Сестру и брата я давно не видел.
Меня одолевают сомнения по поводу того, что́ я написал о родителях, потому что я чувствую сквозящую в этих строках некоторую неуверенность. Но я должен идти дальше.
Мои принципы повелевают: не останавливайся слишком долго на том, для чего тебе трудно найти точные слова. Избегай насилия над собой, неясное выяснишь потом, когда будешь достаточно подготовлен. Только не забывай о непроясненном, оно продолжает действовать. Вот и сейчас за спиной у меня остаются два неприятных слова — «сомнение» и «неуверенность».
Мои слова «принципы повелевают» не должны вас пугать. Вы постепенно заметите, что я разумно допускаю несущественные отклонения — когда оказываюсь вместе с другими людьми в чрезвычайном — с их точки зрения — положении.
Пока я был с сыном, я не урезывал элементарно необходимого духовного контакта с окружающими и не оставался абсолютно глухим к фальши. В том состоянии, в каком он находился, он не оценил бы смысла пародии как орудия защиты.

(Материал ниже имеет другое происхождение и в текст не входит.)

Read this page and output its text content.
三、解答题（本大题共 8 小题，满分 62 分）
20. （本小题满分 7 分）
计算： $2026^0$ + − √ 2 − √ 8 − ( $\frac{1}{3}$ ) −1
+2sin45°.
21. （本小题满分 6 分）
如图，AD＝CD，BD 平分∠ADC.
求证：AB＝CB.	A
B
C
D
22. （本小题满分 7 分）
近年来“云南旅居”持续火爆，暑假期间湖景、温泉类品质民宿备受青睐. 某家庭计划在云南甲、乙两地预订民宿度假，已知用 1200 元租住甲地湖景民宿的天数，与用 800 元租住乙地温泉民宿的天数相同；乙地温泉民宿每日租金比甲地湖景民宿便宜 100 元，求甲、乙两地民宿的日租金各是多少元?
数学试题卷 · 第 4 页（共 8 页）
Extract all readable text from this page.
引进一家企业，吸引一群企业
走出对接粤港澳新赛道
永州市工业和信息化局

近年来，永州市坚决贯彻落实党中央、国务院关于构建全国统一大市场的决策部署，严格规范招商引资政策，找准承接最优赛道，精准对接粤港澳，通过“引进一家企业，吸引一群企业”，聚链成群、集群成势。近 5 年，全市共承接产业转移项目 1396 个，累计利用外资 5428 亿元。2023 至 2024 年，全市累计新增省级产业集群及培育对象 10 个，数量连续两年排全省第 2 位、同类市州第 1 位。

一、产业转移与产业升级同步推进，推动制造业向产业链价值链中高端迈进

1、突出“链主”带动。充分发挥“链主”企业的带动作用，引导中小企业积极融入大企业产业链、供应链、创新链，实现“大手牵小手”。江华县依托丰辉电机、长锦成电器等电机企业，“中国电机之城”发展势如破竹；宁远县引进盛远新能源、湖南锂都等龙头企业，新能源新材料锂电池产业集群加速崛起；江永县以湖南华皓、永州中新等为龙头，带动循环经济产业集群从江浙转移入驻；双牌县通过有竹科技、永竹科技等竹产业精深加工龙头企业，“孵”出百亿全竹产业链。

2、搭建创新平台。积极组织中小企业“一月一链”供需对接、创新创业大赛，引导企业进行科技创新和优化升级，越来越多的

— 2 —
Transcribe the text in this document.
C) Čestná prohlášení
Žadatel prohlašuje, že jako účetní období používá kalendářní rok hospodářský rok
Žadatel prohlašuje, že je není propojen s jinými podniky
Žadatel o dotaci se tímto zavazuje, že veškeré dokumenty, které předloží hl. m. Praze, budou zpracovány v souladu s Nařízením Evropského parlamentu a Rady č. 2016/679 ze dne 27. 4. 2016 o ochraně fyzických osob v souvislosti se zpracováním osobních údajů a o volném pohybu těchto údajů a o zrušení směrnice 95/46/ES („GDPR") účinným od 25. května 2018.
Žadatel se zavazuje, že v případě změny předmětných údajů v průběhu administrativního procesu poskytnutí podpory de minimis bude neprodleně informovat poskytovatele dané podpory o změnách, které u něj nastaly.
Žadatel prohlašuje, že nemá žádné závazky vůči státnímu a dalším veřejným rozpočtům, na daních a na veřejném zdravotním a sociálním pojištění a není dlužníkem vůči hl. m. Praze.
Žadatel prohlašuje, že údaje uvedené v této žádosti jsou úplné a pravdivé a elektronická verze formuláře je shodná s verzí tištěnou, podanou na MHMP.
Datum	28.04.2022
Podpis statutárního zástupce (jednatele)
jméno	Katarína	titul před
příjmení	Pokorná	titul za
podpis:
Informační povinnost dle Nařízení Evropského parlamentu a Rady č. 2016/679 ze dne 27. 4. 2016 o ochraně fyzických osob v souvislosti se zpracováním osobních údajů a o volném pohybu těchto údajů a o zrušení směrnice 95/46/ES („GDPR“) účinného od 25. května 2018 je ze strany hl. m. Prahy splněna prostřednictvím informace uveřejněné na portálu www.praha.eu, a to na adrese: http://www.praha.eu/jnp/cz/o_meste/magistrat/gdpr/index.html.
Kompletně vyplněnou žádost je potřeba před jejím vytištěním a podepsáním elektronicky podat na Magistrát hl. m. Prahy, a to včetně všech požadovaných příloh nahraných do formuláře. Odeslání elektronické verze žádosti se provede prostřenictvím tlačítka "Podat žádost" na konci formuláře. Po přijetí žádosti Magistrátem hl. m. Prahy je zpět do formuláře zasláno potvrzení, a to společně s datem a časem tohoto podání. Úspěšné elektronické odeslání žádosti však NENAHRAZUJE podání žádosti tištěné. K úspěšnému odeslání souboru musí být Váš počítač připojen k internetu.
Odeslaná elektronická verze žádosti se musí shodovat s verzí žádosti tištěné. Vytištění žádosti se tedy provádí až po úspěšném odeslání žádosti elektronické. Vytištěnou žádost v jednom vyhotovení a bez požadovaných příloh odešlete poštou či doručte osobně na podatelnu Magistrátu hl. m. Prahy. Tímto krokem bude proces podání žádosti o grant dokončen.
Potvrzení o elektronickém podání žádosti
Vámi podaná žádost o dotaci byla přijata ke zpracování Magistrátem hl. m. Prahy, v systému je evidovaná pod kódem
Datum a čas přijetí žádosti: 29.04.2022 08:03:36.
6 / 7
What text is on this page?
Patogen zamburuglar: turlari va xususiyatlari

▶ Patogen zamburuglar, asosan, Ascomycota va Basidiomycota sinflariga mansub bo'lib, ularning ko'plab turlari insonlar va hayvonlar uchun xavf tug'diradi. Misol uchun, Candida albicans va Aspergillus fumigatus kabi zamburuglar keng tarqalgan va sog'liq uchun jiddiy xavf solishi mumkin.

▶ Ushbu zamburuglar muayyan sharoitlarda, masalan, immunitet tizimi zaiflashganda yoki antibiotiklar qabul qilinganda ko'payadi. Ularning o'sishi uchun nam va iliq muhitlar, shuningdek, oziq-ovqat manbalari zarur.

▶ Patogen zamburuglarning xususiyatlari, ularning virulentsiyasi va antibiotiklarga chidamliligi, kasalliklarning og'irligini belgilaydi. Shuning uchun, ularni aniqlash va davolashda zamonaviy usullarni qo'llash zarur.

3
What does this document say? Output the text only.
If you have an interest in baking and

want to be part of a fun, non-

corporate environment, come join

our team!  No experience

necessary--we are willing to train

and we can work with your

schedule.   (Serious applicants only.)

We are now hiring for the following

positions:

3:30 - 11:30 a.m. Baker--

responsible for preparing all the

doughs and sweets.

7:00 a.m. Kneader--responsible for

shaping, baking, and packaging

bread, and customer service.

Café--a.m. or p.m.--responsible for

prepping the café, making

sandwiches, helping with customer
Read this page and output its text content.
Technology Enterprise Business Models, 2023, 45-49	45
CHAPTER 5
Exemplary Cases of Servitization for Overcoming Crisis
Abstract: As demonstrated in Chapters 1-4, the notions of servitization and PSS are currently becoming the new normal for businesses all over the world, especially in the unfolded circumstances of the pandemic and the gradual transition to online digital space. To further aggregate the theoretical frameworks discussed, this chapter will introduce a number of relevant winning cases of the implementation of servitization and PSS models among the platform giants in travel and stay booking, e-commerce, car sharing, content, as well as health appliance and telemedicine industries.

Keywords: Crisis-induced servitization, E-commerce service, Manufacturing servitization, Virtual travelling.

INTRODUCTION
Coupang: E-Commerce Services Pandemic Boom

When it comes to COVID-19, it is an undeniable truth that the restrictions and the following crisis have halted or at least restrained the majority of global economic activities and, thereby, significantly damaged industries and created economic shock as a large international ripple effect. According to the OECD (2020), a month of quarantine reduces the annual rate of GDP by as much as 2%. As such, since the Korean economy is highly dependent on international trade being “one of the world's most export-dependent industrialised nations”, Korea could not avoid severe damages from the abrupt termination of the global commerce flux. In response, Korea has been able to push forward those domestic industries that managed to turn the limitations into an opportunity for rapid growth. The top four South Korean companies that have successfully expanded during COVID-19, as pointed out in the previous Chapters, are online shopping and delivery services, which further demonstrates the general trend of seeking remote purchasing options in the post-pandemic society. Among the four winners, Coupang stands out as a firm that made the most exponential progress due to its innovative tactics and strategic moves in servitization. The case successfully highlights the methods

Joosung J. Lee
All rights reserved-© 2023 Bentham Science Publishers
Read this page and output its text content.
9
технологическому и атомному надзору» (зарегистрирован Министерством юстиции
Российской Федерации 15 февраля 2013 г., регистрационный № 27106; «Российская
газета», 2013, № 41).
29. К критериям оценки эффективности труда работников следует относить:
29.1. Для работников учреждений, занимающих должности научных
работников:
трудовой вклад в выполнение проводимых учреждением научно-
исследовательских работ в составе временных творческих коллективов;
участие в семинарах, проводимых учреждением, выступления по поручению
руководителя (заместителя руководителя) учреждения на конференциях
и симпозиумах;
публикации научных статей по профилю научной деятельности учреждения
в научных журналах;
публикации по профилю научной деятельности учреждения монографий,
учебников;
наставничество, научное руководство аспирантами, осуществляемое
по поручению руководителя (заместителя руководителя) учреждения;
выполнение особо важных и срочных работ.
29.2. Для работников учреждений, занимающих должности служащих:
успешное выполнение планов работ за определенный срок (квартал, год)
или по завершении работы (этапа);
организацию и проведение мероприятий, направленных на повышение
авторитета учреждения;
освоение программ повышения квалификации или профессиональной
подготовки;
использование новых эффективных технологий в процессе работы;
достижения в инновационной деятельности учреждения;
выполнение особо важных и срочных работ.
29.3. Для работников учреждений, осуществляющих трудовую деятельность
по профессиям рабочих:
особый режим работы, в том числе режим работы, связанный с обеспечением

Если взглянуть на группу сочувствующих издали — слащавая открытка начала века. Суть картинки заключена в образе крылатой девы, которая склонилась над больным ребенком, неся ему сон и покой; сон дева передает, касаясь рукой сжатого кулачка ребенка, и он закрывает глаза. Однако тайные намерения группы превращают ее в сюрреалистическую угрозу, и это видно по губам. Слегка приоткрытые, они выражают озабоченность. Прежде чем услышать звук, я замечаю уродливые плавающие формы, которые исходят из губ и тают в воздухе; формы нерасторжимо переплелись.
Мое появление ничему группу не научит, я к этому и не стремлюсь. Я довольствуюсь ее временным укрощением. Она так плотно сбита, что по-настоящему поддалась бы одному-единственному средству — тому самому гипнозу, который многие отрицают.
Стоит группе увидеть нас — меня и сына, — как она чувствует себя недооцененной. При ее массовости это нестерпимо. В этом — корень всех ее поступков.
Мы поднимались по лестнице Дома культуры, и я ощущал, как сын оживает.
Выяснение обстоятельств, которое мы предприняли, было лишено смысла. Мое участие в нем опять-таки представляло собой несущественное отклонение ввиду чрезвычайного положения сына. Мы знали подлинную причину события, которое всегда назревает в самом человеке, а собирались копаться во внешних подробностях, то есть в том, что не могло иметь значения. Ничто из того, что происходит у нас на глазах, не имеет самостоятельной силы. Даже случайно сорвавшаяся черепица падает на голову того, кто месяцами шел к этому месту, подталкиваемый какими-то внутренними процессами.
Однако узнавание внешних подробностей оказывает на людей, связанных с пострадавшим, поразительно успокаивающее воздействие. Они долго жили с близким человеком, не осознавая до конца происходящих в нем перемен, а теперь изучают последний миг, чтобы иметь возможность сказать: «Ах, если б он прошел здесь, а не там…» — и переложить ответственность на судьбу. Они докапываются до последней детали, и им кажется, что они выполняют свой долг.